If not, and you happen to be a Tory MP wrestling with the dilemma about whether or not to vote to preserve some or all of the House of Lords amendments to the withdrawal bill, this may, as I said, be helpful.

The pressure on potential rebels must be pulverising. The government whips will have been unloading their full arsenal: bribery with hints of ministerial reward; blackmail via talk of deselection; appeals to tribal loyalty with warnings about “putting the Marxist maniac Corbyn in No 10, is that what you want?”; ritual accusations of treachery; and the traditional, thinly veiled intimations of physical force.
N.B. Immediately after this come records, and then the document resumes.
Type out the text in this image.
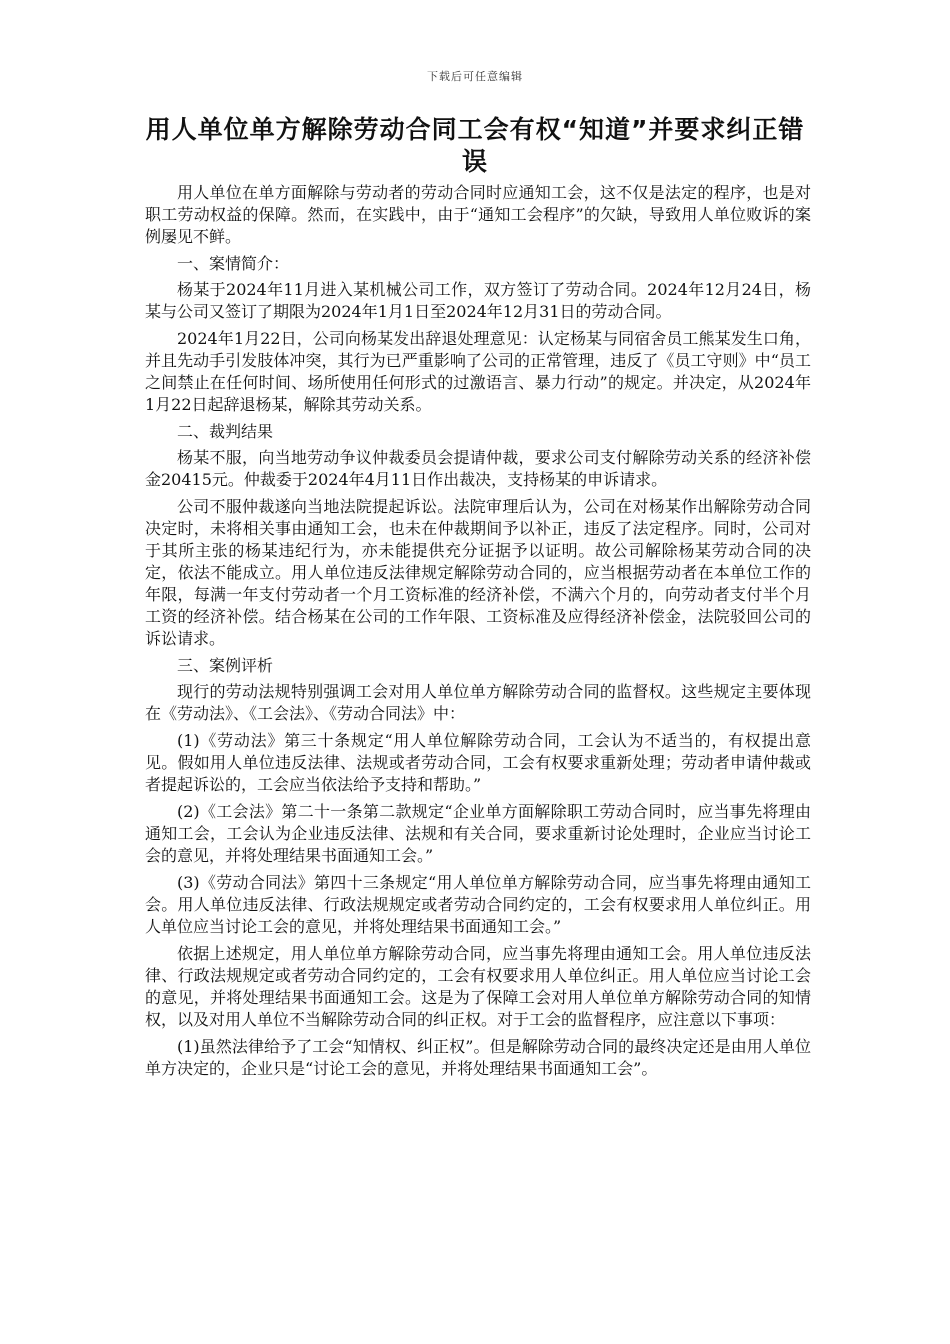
下载后可任意编辑
用人单位单方解除劳动合同工会有权“知道”并要求纠正错误

用人单位在单方面解除与劳动者的劳动合同时应通知工会，这不仅是法定的程序，也是对职工劳动权益的保障。然而，在实践中，由于“通知工会程序”的欠缺，导致用人单位败诉的案例屡见不鲜。

一、案情简介：

杨某于2024年11月进入某机械公司工作，双方签订了劳动合同。2024年12月24日，杨某与公司又签订了期限为2024年1月1日至2024年12月31日的劳动合同。

2024年1月22日，公司向杨某发出辞退处理意见：认定杨某与同宿舍员工熊某发生口角，并且先动手引发肢体冲突，其行为已严重影响了公司的正常管理，违反了《员工守则》中“员工之间禁止在任何时间、场所使用任何形式的过激语言、暴力行动”的规定。并决定，从2024年1月22日起辞退杨某，解除其劳动关系。

二、裁判结果

杨某不服，向当地劳动争议仲裁委员会提请仲裁，要求公司支付解除劳动关系的经济补偿金20415元。仲裁委于2024年4月11日作出裁决，支持杨某的申诉请求。

公司不服仲裁遂向当地法院提起诉讼。法院审理后认为，公司在对杨某作出解除劳动合同决定时，未将相关事由通知工会，也未在仲裁期间予以补正，违反了法定程序。同时，公司对于其所主张的杨某违纪行为，亦未能提供充分证据予以证明。故公司解除杨某劳动合同的决定，依法不能成立。用人单位违反法律规定解除劳动合同的，应当根据劳动者在本单位工作的年限，每满一年支付劳动者一个月工资标准的经济补偿，不满六个月的，向劳动者支付半个月工资的经济补偿。结合杨某在公司的工作年限、工资标准及应得经济补偿金，法院驳回公司的诉讼请求。

三、案例评析

现行的劳动法规特别强调工会对用人单位单方解除劳动合同的监督权。这些规定主要体现在《劳动法》、《工会法》、《劳动合同法》中：

(1)《劳动法》第三十条规定“用人单位解除劳动合同，工会认为不适当的，有权提出意见。假如用人单位违反法律、法规或者劳动合同，工会有权要求重新处理；劳动者申请仲裁或者提起诉讼的，工会应当依法给予支持和帮助。”

(2)《工会法》第二十一条第二款规定“企业单方面解除职工劳动合同时，应当事先将理由通知工会，工会认为企业违反法律、法规和有关合同，要求重新讨论处理时，企业应当讨论工会的意见，并将处理结果书面通知工会。”

(3)《劳动合同法》第四十三条规定“用人单位单方解除劳动合同，应当事先将理由通知工会。用人单位违反法律、行政法规规定或者劳动合同约定的，工会有权要求用人单位纠正。用人单位应当讨论工会的意见，并将处理结果书面通知工会。”

依据上述规定，用人单位单方解除劳动合同，应当事先将理由通知工会。用人单位违反法律、行政法规规定或者劳动合同约定的，工会有权要求用人单位纠正。用人单位应当讨论工会的意见，并将处理结果书面通知工会。这是为了保障工会对用人单位单方解除劳动合同的知情权，以及对用人单位不当解除劳动合同的纠正权。对于工会的监督程序，应注意以下事项：

(1)虽然法律给予了工会“知情权、纠正权”。但是解除劳动合同的最终决定还是由用人单位单方决定的，企业只是“讨论工会的意见，并将处理结果书面通知工会”。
It would be glib to dismiss all that as negligible. However strongly these MPs believe the Brexit trajectory is a corkscrew spin, it takes real courage to resist. Understanding that treachery lies in voting with their consciences to the benefit of country and constituents is one thing. Acting on that, knowing they will be ostracised and savaged and might lose their livelihoods, is something else. Small wonder even as impressively independent minded a backbencher as Sarah Wollaston sounded a little wobbly at the weekend.

For all that the choice, if it wasn’t clear enough already, was clarified this morning.

It’s a toss up between devolving power over Britain’s future to a warring, clueless, paralysed, headless chicken of a government led – if that’s the word – by a PM who will not or cannot begin to define the post-Brexit EU relationship she wants; or taking the other side at their grandiose word when they blether about “reclaiming parliamentary sovereignty”, by giving the Commons some measure of control over the terms of departure.

Whatever day of the week it happens to be, it’s crunch time. There may not be a better chance for the Commons to limit David Davis’s capacity to giggle us to perdition. This is the hour for heroes.